We arrived in HCM in the early afternoon and were suddenly a bit lost. We did not have a detailed map of the city and it was utter chaos, the traffic was unbelievable, the most frenetic we had seen so far and as we later found out the urban conglomerate was enormous (roughly a third bigger than Greater London). We were in one of the central districts (out of 24 total) and the hotel we had booked from back home was in one of the outer ones, so we found a man with a scooter that agreed to show us the way; it took us over 40 minutes to get to our destination and on our way we had the chance to see how strange Ho Chi Minh was compared to the cities we knew: many buildings seemed to be put together in a random way, there was a motorway going through the city and what I found the strangest was the fact the airport was INSIDE the city, more central than our hotel. All of those things seemed to testify how the development of the urban area had a wild boom that no one really managed, resulting in a really interesting scenario, disorientating and fascinating at the same time.
We checked in and left our luggage at the hotel and headed back to our bikes thinking the man who escorted us would be waiting to take us back to the centre and for a tip, but he wasn’t there, so we found our way back, risking our lives a few times and getting lost once.
When we arrived in one of the central districts we started asking around where to sell our motorbikes until we found a man who asked us to follow him. We rode for 15 minutes trying to keep up with him (I don’t ride slow and tend to be more reckless than my parents and friends would like me to be, but this man was speeding like a crazy, slaloming dangerously in between cars) until we arrived to a garage and some men examined our motorcycles, after bargaining they were still offering us very little so we decided to try elsewhere and found and old man who said he would give us 200USD, not great since we paid $250 each but it didn’t seem like we were going to get any better deal so we accepted. The man cam back after 10 minutes with $190, the fact he had to lie to us was very annoying but we decided to let it go and enjoy the rest of our day.
It was evening already so we spent the rest of our time wandering through markets spending our last Vietnamese Dongs and bargaining to our best abilities, looking (in vain) for cultural landmarks that were signalled on the map and finally stopped for a Vietnamese BBQ where the grill was the table itself (that was really nice and the food we had was tasty).

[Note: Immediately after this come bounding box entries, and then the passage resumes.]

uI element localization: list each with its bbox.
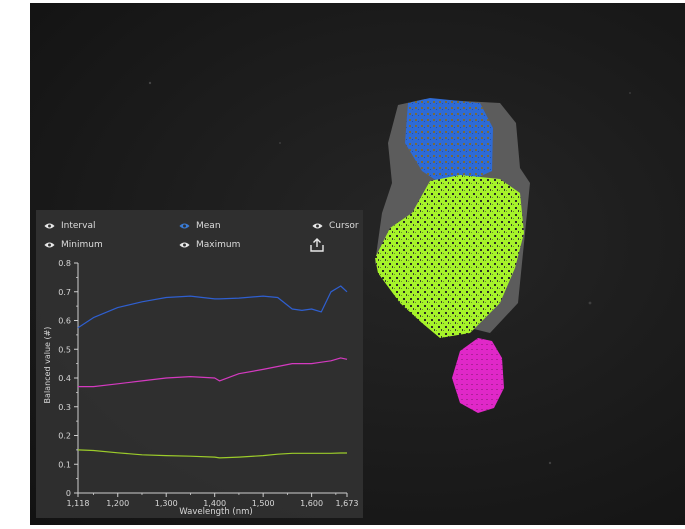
y-tick-label: 0.7 [58, 288, 71, 297]
y-tick-label: 0.8 [58, 259, 71, 268]
y-axis-label: Balanced value (#) [43, 327, 52, 404]
x-tick-label: 1,500 [252, 499, 275, 508]
x-tick-label: 1,200 [106, 499, 129, 508]
x-axis: 1,118 1,200 1,300 1,400 1,500 1,600 1,673 [67, 492, 359, 508]
y-tick-label: 0.1 [58, 460, 71, 469]
series-line-0 [77, 285, 348, 329]
y-tick-label: 0 [66, 489, 71, 498]
legend-interval-toggle[interactable]: Interval [44, 221, 95, 231]
legend-cursor-toggle[interactable]: Cursor [312, 221, 359, 231]
y-tick-label: 0.4 [58, 374, 71, 383]
legend-minimum-label: Minimum [61, 240, 103, 250]
eye-icon [44, 223, 55, 229]
y-tick-label: 0.6 [58, 317, 71, 326]
spectrum-panel: Interval Mean Cursor Minimum Maximum 0 0.… [36, 210, 363, 518]
legend-maximum-label: Maximum [196, 240, 241, 250]
y-axis: 0 0.1 0.2 0.3 0.4 0.5 0.6 0.7 0.8 [58, 259, 79, 498]
series-layer [77, 285, 348, 459]
x-tick-label: 1,600 [300, 499, 323, 508]
legend-maximum-toggle[interactable]: Maximum [179, 240, 240, 250]
legend-mean-toggle[interactable]: Mean [179, 221, 221, 231]
legend-mean-label: Mean [196, 221, 221, 231]
legend-interval-label: Interval [61, 221, 96, 231]
eye-icon [44, 242, 55, 248]
eye-icon [179, 242, 190, 248]
export-icon[interactable] [308, 237, 326, 253]
legend-cursor-label: Cursor [329, 221, 359, 231]
x-tick-label: 1,673 [336, 499, 359, 508]
spectrum-chart: 0 0.1 0.2 0.3 0.4 0.5 0.6 0.7 0.8 1,118 1,200 1,30… [43, 259, 359, 517]
series-line-1 [78, 357, 348, 388]
x-tick-label: 1,300 [155, 499, 178, 508]
y-tick-label: 0.2 [58, 432, 71, 441]
legend-minimum-toggle[interactable]: Minimum [44, 240, 103, 250]
eye-icon [179, 223, 190, 229]
x-tick-label: 1,118 [67, 499, 90, 508]
series-line-2 [77, 449, 347, 459]
magenta-class-region [452, 338, 504, 413]
y-tick-label: 0.3 [58, 403, 71, 412]
y-tick-label: 0.5 [58, 345, 71, 354]
eye-icon [312, 223, 323, 229]
x-axis-label: Wavelength (nm) [179, 507, 252, 517]
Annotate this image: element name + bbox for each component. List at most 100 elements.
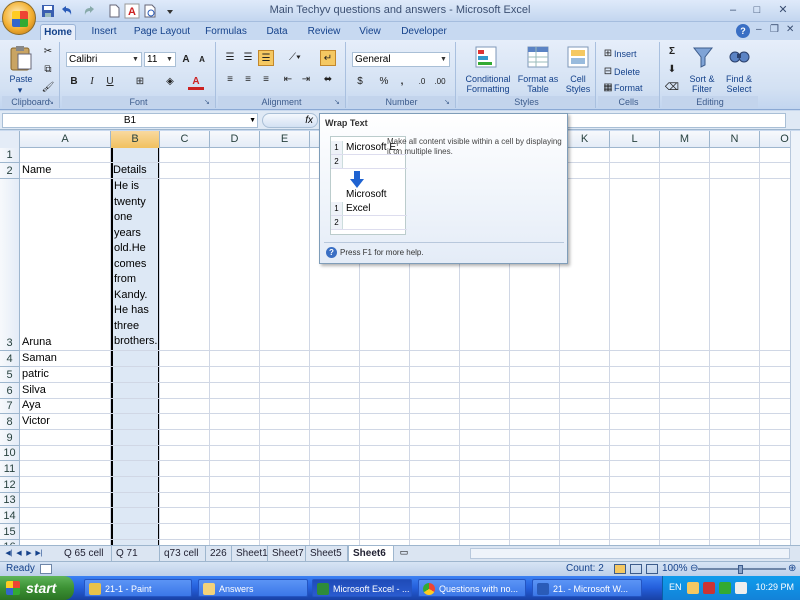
taskbar-item-answers[interactable]: Answers bbox=[198, 579, 308, 597]
column-header-a[interactable]: A bbox=[20, 131, 111, 148]
insert-sheet-icon[interactable]: ▭ bbox=[396, 547, 412, 560]
decrease-indent-icon[interactable]: ⇤ bbox=[280, 72, 296, 88]
fill-color-icon[interactable]: ◈ bbox=[162, 74, 178, 90]
shrink-font-button[interactable]: A bbox=[194, 52, 210, 68]
cell-a2[interactable]: Name bbox=[20, 164, 110, 179]
tab-data[interactable]: Data bbox=[260, 24, 294, 40]
row-header-2[interactable]: 2 bbox=[0, 163, 20, 179]
column-header-n[interactable]: N bbox=[710, 131, 760, 148]
row-header-4[interactable]: 4 bbox=[0, 351, 20, 367]
delete-cells-label[interactable]: Delete bbox=[614, 67, 654, 77]
tab-home[interactable]: Home bbox=[40, 24, 76, 40]
row-header-11[interactable]: 11 bbox=[0, 461, 20, 477]
tab-review[interactable]: Review bbox=[302, 24, 346, 40]
italic-button[interactable]: I bbox=[84, 74, 100, 90]
currency-button[interactable]: $ bbox=[352, 74, 368, 90]
paste-dropdown-icon[interactable]: ▾ bbox=[14, 85, 26, 95]
taskbar-item-paint[interactable]: 21-1 - Paint bbox=[84, 579, 192, 597]
start-button[interactable]: start bbox=[0, 576, 74, 600]
tray-network-icon[interactable] bbox=[719, 582, 731, 594]
minimize-button[interactable]: – bbox=[722, 2, 744, 19]
page-layout-view-icon[interactable] bbox=[630, 564, 642, 574]
align-middle-icon[interactable]: ☰ bbox=[240, 50, 256, 66]
row-header-5[interactable]: 5 bbox=[0, 367, 20, 383]
close-button[interactable]: ✕ bbox=[772, 2, 794, 19]
cell-a3[interactable]: Aruna bbox=[20, 336, 110, 351]
taskbar-item-browser[interactable]: Questions with no... bbox=[418, 579, 526, 597]
column-header-l[interactable]: L bbox=[610, 131, 660, 148]
name-box[interactable]: B1 ▼ bbox=[2, 113, 258, 128]
grow-font-button[interactable]: A bbox=[178, 52, 194, 68]
cell-a8[interactable]: Victor bbox=[20, 415, 110, 430]
conditional-formatting-icon[interactable] bbox=[472, 44, 500, 70]
sheet-tab-sheet5[interactable]: Sheet5 bbox=[306, 546, 348, 561]
macro-record-icon[interactable] bbox=[40, 564, 52, 574]
cell-styles-label[interactable]: Cell Styles bbox=[562, 74, 594, 94]
row-header-7[interactable]: 7 bbox=[0, 399, 20, 414]
increase-decimal-icon[interactable]: .0 bbox=[414, 74, 430, 90]
row-header-3[interactable]: 3 bbox=[0, 179, 20, 351]
row-header-9[interactable]: 9 bbox=[0, 430, 20, 446]
format-as-table-label[interactable]: Format as Table bbox=[516, 74, 560, 94]
paste-icon[interactable] bbox=[6, 44, 36, 72]
sort-filter-label[interactable]: Sort & Filter bbox=[684, 74, 720, 94]
taskbar-item-excel[interactable]: Microsoft Excel - ... bbox=[312, 579, 412, 597]
row-header-12[interactable]: 12 bbox=[0, 477, 20, 493]
zoom-slider-knob[interactable] bbox=[738, 565, 743, 574]
taskbar-item-word[interactable]: 21. - Microsoft W... bbox=[532, 579, 642, 597]
decrease-decimal-icon[interactable]: .00 bbox=[432, 74, 448, 90]
prev-sheet-icon[interactable]: ◀ bbox=[14, 548, 24, 559]
find-select-label[interactable]: Find & Select bbox=[720, 74, 758, 94]
column-header-c[interactable]: C bbox=[160, 131, 210, 148]
align-right-icon[interactable]: ≡ bbox=[258, 72, 274, 88]
number-launcher-icon[interactable]: ↘ bbox=[444, 98, 453, 107]
fill-icon[interactable]: ⬇ bbox=[664, 62, 680, 78]
cell-b2[interactable]: Details bbox=[111, 164, 160, 179]
row-header-13[interactable]: 13 bbox=[0, 493, 20, 508]
help-icon[interactable]: ? bbox=[736, 24, 750, 38]
align-bottom-icon[interactable]: ☰ bbox=[258, 50, 274, 66]
cut-icon[interactable]: ✂ bbox=[40, 44, 56, 60]
horizontal-scrollbar[interactable] bbox=[470, 548, 790, 559]
align-left-icon[interactable]: ≡ bbox=[222, 72, 238, 88]
conditional-formatting-label[interactable]: Conditional Formatting bbox=[460, 74, 516, 94]
row-header-15[interactable]: 15 bbox=[0, 524, 20, 540]
paste-label[interactable]: Paste bbox=[4, 74, 38, 84]
tab-insert[interactable]: Insert bbox=[84, 24, 124, 40]
align-center-icon[interactable]: ≡ bbox=[240, 72, 256, 88]
tab-view[interactable]: View bbox=[352, 24, 388, 40]
sort-filter-icon[interactable] bbox=[690, 44, 716, 70]
row-header-6[interactable]: 6 bbox=[0, 383, 20, 399]
maximize-button[interactable]: □ bbox=[746, 2, 768, 19]
cell-a4[interactable]: Saman bbox=[20, 352, 110, 367]
vertical-scrollbar[interactable] bbox=[790, 131, 800, 545]
normal-view-icon[interactable] bbox=[614, 564, 626, 574]
insert-cells-label[interactable]: Insert bbox=[614, 49, 654, 59]
page-break-view-icon[interactable] bbox=[646, 564, 658, 574]
orientation-icon[interactable]: ⟋▾ bbox=[284, 50, 306, 66]
sheet-tab-sheet7[interactable]: Sheet7 bbox=[268, 546, 306, 561]
row-header-10[interactable]: 10 bbox=[0, 446, 20, 461]
sheet-tab-sheet6[interactable]: Sheet6 bbox=[348, 546, 394, 561]
format-cells-label[interactable]: Format bbox=[614, 83, 654, 93]
insert-function-button[interactable]: fx bbox=[262, 113, 318, 128]
cell-b3[interactable]: He is twenty one years old.He comes from… bbox=[113, 179, 161, 350]
tab-page-layout[interactable]: Page Layout bbox=[130, 24, 194, 40]
column-header-o[interactable]: O bbox=[760, 131, 790, 148]
underline-button[interactable]: U bbox=[102, 74, 118, 90]
percent-button[interactable]: % bbox=[376, 74, 392, 90]
align-top-icon[interactable]: ☰ bbox=[222, 50, 238, 66]
font-color-button[interactable]: A bbox=[188, 74, 204, 90]
tab-developer[interactable]: Developer bbox=[396, 24, 452, 40]
cell-styles-icon[interactable] bbox=[564, 44, 592, 70]
sheet-tab-sheet1[interactable]: Sheet1 bbox=[232, 546, 268, 561]
row-header-1[interactable]: 1 bbox=[0, 148, 20, 163]
alignment-launcher-icon[interactable]: ↘ bbox=[334, 98, 343, 107]
format-as-table-icon[interactable] bbox=[524, 44, 552, 70]
tray-security-icon[interactable] bbox=[703, 582, 715, 594]
tray-app-icon[interactable] bbox=[687, 582, 699, 594]
font-size-select[interactable]: 11 ▼ bbox=[144, 52, 176, 67]
column-header-e[interactable]: E bbox=[260, 131, 310, 148]
cell-a7[interactable]: Aya bbox=[20, 399, 110, 414]
row-header-8[interactable]: 8 bbox=[0, 414, 20, 430]
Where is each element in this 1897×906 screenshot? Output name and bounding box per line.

The city was somewhat overwhelming and we were tired, so I took very few pictures (I regret it a bit).
The following morning we walked around the area of our hotel and it was surprising how in front of the hotel, with the urban motorway and the big buildings it felt like a metropolis, whereas in the back streets, where the buildings were lower and the walls were empty it felt like we were in a small rural town, the shape of the buildings reminded me of the towns by the sea in Greece or Southern Italy.

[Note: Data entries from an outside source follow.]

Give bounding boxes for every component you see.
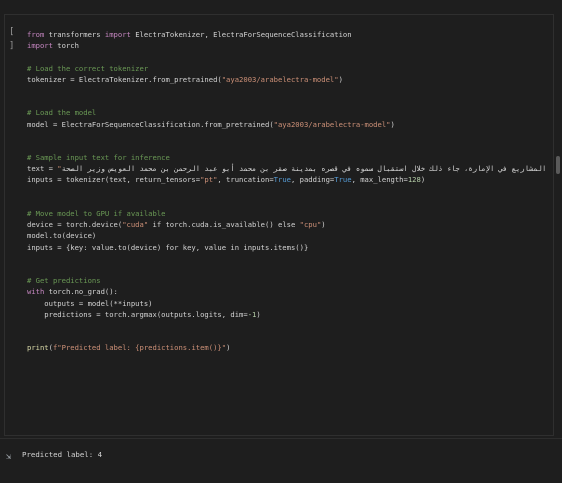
cell-output: ⇲ Predicted label: 4 xyxy=(0,438,562,483)
vertical-scrollbar[interactable] xyxy=(556,156,560,174)
code-token: ) xyxy=(226,343,231,353)
code-line: # Load the model xyxy=(27,107,545,118)
code-editor[interactable]: from transformers import ElectraTokenize… xyxy=(27,29,545,405)
code-line: # Load the correct tokenizer xyxy=(27,63,545,74)
code-line: inputs = tokenizer(text, return_tensors=… xyxy=(27,174,545,185)
code-token: ElectraTokenizer, ElectraForSequenceClas… xyxy=(130,30,352,39)
code-line: model.to(device) xyxy=(27,230,545,241)
code-token: 128 xyxy=(407,175,421,185)
code-string: "cpu" xyxy=(299,220,322,230)
code-token: outputs = model(**inputs) xyxy=(27,298,153,308)
code-token: inputs = tokenizer(text, return_tensors= xyxy=(27,175,201,185)
code-line: import torch xyxy=(27,40,545,51)
code-comment: # Load the correct tokenizer xyxy=(27,63,149,73)
code-string: "aya2003/arabelectra-model" xyxy=(273,119,391,129)
code-line: # Get predictions xyxy=(27,275,545,286)
code-token: import xyxy=(27,41,53,51)
code-comment: # Load the model xyxy=(27,108,97,118)
code-line: tokenizer = ElectraTokenizer.from_pretra… xyxy=(27,74,545,85)
code-line: from transformers import ElectraTokenize… xyxy=(27,29,545,40)
code-string: "cuda" xyxy=(122,220,149,230)
code-token: inputs = {key: value.to(device) for key,… xyxy=(27,242,309,252)
code-token: ) xyxy=(338,74,343,84)
code-line: model = ElectraForSequenceClassification… xyxy=(27,119,545,130)
code-token: تمث المستقبلية والحالية، والتي تتضمن تنف… xyxy=(61,164,545,174)
output-text: Predicted label: 4 xyxy=(22,450,103,459)
code-token: True xyxy=(334,175,352,185)
code-token: ) xyxy=(256,309,261,319)
code-token: if torch.cuda.is_available() else xyxy=(148,220,300,230)
code-token: predictions = torch.argmax(outputs.logit… xyxy=(27,309,248,319)
code-token: ) xyxy=(420,175,426,185)
code-line: device = torch.device("cuda" if torch.cu… xyxy=(27,219,545,230)
code-line: inputs = {key: value.to(device) for key,… xyxy=(27,242,545,253)
code-token: model.to(device) xyxy=(27,231,97,241)
code-line: text = "تمث المستقبلية والحالية، والتي ت… xyxy=(27,163,545,174)
code-line: outputs = model(**inputs) xyxy=(27,298,545,309)
code-string: "pt" xyxy=(200,175,218,185)
code-line: # Move model to GPU if available xyxy=(27,208,545,219)
run-cell-button[interactable]: [ ] xyxy=(9,25,23,51)
code-token: print xyxy=(27,343,49,353)
code-string: "aya2003/arabelectra-model" xyxy=(221,74,339,84)
code-line: predictions = torch.argmax(outputs.logit… xyxy=(27,309,545,320)
code-token: device = torch.device( xyxy=(27,220,123,230)
code-token: , truncation= xyxy=(217,175,274,185)
code-comment: # Get predictions xyxy=(27,276,101,286)
code-token: True xyxy=(273,175,291,185)
code-string: f"Predicted label: {predictions.item()}" xyxy=(52,343,227,353)
code-token: ) xyxy=(390,119,395,129)
code-token: import xyxy=(104,30,131,39)
code-comment: # Move model to GPU if available xyxy=(27,209,166,218)
code-token: from xyxy=(27,30,45,39)
code-token: torch xyxy=(52,41,79,51)
code-token: with xyxy=(27,287,45,297)
code-cell[interactable]: [ ] from transformers import ElectraToke… xyxy=(4,14,554,449)
output-icon[interactable]: ⇲ xyxy=(6,451,16,463)
code-token: ) xyxy=(321,220,326,230)
code-line: with torch.no_grad(): xyxy=(27,286,545,297)
code-token: transformers xyxy=(44,30,105,39)
code-line: print(f"Predicted label: {predictions.it… xyxy=(27,342,545,353)
code-token: model = ElectraForSequenceClassification… xyxy=(27,119,274,129)
code-token: tokenizer = ElectraTokenizer.from_pretra… xyxy=(27,74,222,84)
code-token: text = xyxy=(27,164,58,174)
code-token: , padding= xyxy=(290,175,335,185)
code-comment: # Sample input text for inference xyxy=(27,153,170,163)
code-line: # Sample input text for inference xyxy=(27,152,545,163)
code-token: , max_length= xyxy=(351,175,408,185)
notebook-frame: [ ] from transformers import ElectraToke… xyxy=(0,0,562,483)
code-token: torch.no_grad(): xyxy=(44,287,118,297)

After lunch we ordered a taxi and headed to the airport, towards the centre of the city.
It’s hard to find an appropriate way to end this series as it has been an amazing journey, I still feel like with this blog I wasn’t really able to fully explain everything we had seen and learned but I tried and I hope it was entertaining enough to read.
Vietnam is beautiful and I know I will go back someday to explore the areas we had to leave out because of the little time.
Thank you all for making it this far in reading my blog entries!
Thanks to Silvia for being the best travel companion I could have asked for.